DESCRIPTION (provided by applicant): Stroke is the third leading cause of death and a leading cause of serious, long-term disability in the United States. Although in recent years enormous progress has been made towards defining the cellular and molecular responses of the brain to ischemia, our knowledge is not yet adequate to protect against ischemic injury. No neuroprotective agents of demonstrable efficacy have yet passed clinical trials. However, we do know that calcium entry is the central feature of ischemic brain injury. Blockade of calcium entry prevents brain cell death during stroke. In a search for other effectors of brain injury in the setting of ischemia, our attention has been drawn to the recently discovered family of acid-sensing ion channels (ASICs). As acidosis is a central and prominent metabolic feature of ischemic brain and as ASICs are capable of Ca2+ permeability we have hypothesized a pathological function of ASIC's in ischemic brain injury. Members of this ion channel family respond to acidic stimuli and would therefore be activated by that central feature of ischemia, acidosis and in that setting, would flux Ca2+. Our colleagues and we have offered recent data, to include Ca2+ imaging, showing that ASIC channels flux Ca2+ in native neurons in a pH dependent manner. We have shown that this Ca2+ flux is markedly potentiated by modeled ischemia and that this Ca2+ flux is glutamate independent. ASICs are expressed throughout the mammalian central nervous system where they function in synaptic plasticity, learning and memory. Their ubiquitous presence makes them potentially important modulators of brain injury in the setting of ischemia. The discovery of ASIC blockade is the first discovery in 20 years of a new, potent mechanism to prevent calcium toxicity in acute stroke. The aim of this proposal is to advance the development of inhibitors of ASIC channels towards the creation of an acute stroke therapeutic.
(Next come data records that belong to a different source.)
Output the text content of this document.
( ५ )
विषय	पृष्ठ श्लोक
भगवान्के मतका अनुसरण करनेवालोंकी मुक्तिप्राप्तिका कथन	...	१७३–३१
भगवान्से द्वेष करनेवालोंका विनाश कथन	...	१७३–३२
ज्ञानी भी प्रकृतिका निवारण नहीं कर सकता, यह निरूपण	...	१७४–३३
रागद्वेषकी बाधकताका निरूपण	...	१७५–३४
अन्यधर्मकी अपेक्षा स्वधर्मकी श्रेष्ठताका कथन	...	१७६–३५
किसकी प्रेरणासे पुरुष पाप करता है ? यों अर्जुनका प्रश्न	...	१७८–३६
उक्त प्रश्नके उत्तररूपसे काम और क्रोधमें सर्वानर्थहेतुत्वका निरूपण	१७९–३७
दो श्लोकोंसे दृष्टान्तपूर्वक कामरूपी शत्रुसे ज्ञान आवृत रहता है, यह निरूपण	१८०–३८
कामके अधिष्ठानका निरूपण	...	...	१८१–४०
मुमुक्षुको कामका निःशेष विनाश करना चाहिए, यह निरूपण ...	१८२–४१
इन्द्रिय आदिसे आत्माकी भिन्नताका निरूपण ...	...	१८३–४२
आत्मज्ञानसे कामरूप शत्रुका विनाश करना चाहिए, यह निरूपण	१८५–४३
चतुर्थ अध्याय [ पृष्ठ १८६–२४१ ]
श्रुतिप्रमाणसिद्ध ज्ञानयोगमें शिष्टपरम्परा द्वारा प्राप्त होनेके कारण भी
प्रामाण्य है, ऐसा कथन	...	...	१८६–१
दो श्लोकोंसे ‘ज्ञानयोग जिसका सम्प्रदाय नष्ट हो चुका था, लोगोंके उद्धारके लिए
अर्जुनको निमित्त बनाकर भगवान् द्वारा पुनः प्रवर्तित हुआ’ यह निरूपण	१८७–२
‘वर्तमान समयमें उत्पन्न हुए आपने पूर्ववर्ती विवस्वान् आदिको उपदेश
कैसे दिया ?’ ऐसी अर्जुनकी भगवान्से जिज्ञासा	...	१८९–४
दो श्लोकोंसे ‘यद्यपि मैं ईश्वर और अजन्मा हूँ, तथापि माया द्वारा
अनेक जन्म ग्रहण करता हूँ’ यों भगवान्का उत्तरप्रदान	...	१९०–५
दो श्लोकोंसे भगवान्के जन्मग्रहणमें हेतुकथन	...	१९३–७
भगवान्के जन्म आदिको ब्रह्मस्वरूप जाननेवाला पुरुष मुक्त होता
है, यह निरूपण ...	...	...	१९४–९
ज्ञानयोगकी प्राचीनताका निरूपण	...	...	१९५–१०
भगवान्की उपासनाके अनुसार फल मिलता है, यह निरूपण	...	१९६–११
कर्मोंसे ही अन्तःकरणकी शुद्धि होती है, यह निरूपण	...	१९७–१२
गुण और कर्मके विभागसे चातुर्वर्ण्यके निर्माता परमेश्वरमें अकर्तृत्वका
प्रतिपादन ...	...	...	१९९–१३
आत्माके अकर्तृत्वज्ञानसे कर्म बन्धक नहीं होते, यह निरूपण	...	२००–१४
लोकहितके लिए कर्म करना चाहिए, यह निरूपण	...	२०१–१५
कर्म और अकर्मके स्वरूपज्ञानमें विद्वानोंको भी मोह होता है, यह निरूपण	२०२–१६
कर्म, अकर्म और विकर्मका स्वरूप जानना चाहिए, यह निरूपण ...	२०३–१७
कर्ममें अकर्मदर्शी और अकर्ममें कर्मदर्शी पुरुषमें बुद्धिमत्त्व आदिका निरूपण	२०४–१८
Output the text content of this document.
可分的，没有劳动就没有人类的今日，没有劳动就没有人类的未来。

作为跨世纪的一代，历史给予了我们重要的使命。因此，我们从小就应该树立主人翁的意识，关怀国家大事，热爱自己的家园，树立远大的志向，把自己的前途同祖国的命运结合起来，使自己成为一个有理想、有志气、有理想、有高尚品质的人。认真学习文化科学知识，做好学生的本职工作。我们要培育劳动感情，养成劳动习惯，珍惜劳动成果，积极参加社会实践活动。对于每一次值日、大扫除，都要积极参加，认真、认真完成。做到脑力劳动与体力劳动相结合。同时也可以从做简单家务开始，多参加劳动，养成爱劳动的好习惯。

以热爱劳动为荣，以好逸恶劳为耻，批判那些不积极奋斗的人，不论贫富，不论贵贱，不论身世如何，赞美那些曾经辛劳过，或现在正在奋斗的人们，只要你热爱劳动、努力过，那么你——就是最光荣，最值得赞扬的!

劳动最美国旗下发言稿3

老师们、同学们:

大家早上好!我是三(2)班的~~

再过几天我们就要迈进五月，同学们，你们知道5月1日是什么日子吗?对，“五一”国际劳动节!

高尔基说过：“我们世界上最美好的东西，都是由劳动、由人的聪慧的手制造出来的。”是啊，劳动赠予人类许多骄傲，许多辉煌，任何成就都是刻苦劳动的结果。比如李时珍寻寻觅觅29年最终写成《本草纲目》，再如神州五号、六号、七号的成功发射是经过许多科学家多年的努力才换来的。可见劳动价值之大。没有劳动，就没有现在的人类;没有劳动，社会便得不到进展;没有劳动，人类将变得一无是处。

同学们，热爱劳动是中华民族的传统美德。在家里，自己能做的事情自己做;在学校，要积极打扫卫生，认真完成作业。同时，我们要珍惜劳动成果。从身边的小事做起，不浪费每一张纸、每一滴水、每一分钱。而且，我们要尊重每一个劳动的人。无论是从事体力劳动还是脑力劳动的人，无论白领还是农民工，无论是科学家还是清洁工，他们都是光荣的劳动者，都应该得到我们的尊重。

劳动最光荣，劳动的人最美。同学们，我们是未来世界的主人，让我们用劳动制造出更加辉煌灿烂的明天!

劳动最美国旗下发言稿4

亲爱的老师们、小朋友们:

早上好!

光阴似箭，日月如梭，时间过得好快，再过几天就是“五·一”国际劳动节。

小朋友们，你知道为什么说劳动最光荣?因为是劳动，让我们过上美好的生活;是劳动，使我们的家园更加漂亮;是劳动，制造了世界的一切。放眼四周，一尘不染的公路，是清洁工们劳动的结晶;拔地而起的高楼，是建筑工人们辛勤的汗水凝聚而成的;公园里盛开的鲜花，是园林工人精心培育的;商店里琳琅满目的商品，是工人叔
PUBLIC HEALTH RELEVANCE: Stroke is the third leading cause of death and a leading cause of serious, long-term disability in the United States. Blockade of calcium entry prevents brain cell death during stroke. The discovery of ASIC blockade is the first discovery in 20 years of a new, potent mechanism to prevent calcium toxicity in acute stroke.

描述（由申请人提供）：中风是美国第三大死亡原因，是美国长期残疾的主要原因。尽管近年来，在定义大脑对缺血的细胞和分子反应方面已取得了巨大进展，但我们的知识尚不足以防止缺血性损伤。尚未通过临床试验的可证明功效的神经保护剂。但是，我们确实知道钙进入是缺血性脑损伤的主要特征。钙进入的封锁阻止了中风期间的脑细胞死亡。在寻找缺血的其他脑损伤效应因素时，我们的注意力已引起最近发现的酸性离子通道（ASIC）的家族。由于酸中毒是缺血性大脑的中心代谢特征，并且由于ASIC具有Ca2+渗透性，因此我们假设ASIC在缺血性脑损伤中的病理功能。该离子通道家族的成员对酸性刺激有反应，因此将被缺血，酸中毒和在这种情况下的中心特征所激活。我们的同事和我们提供了最近的数据，包括Ca2+成像，表明ASIC通道以pH为依赖性的方式中的天然神经元中的通量Ca2+。我们已经表明，这种Ca2+通量被建模的缺血显着增强，并且该Ca2+通量独立于谷氨酸。 ASIC在整个哺乳动物中枢神经系统中都表达，它们在突触可塑性，学习和记忆中发挥作用。它们无处不在的存在使它们在缺血的情况下可能是脑损伤的潜在重要调节剂。 ASIC封锁的发现是20年来的第一个发现，可以防止急性中风的钙毒性。该提议的目的是将ASIC渠道抑制剂的发展发展为创建急性中风治疗。公共卫生相关性：中风是美国的第三大主要原因，也是美国长期残疾的主要原因。钙进入的封锁阻止了中风期间的脑细胞死亡。 ASIC封锁的发现是20年来的第一个发现，可以防止急性中风的钙毒性。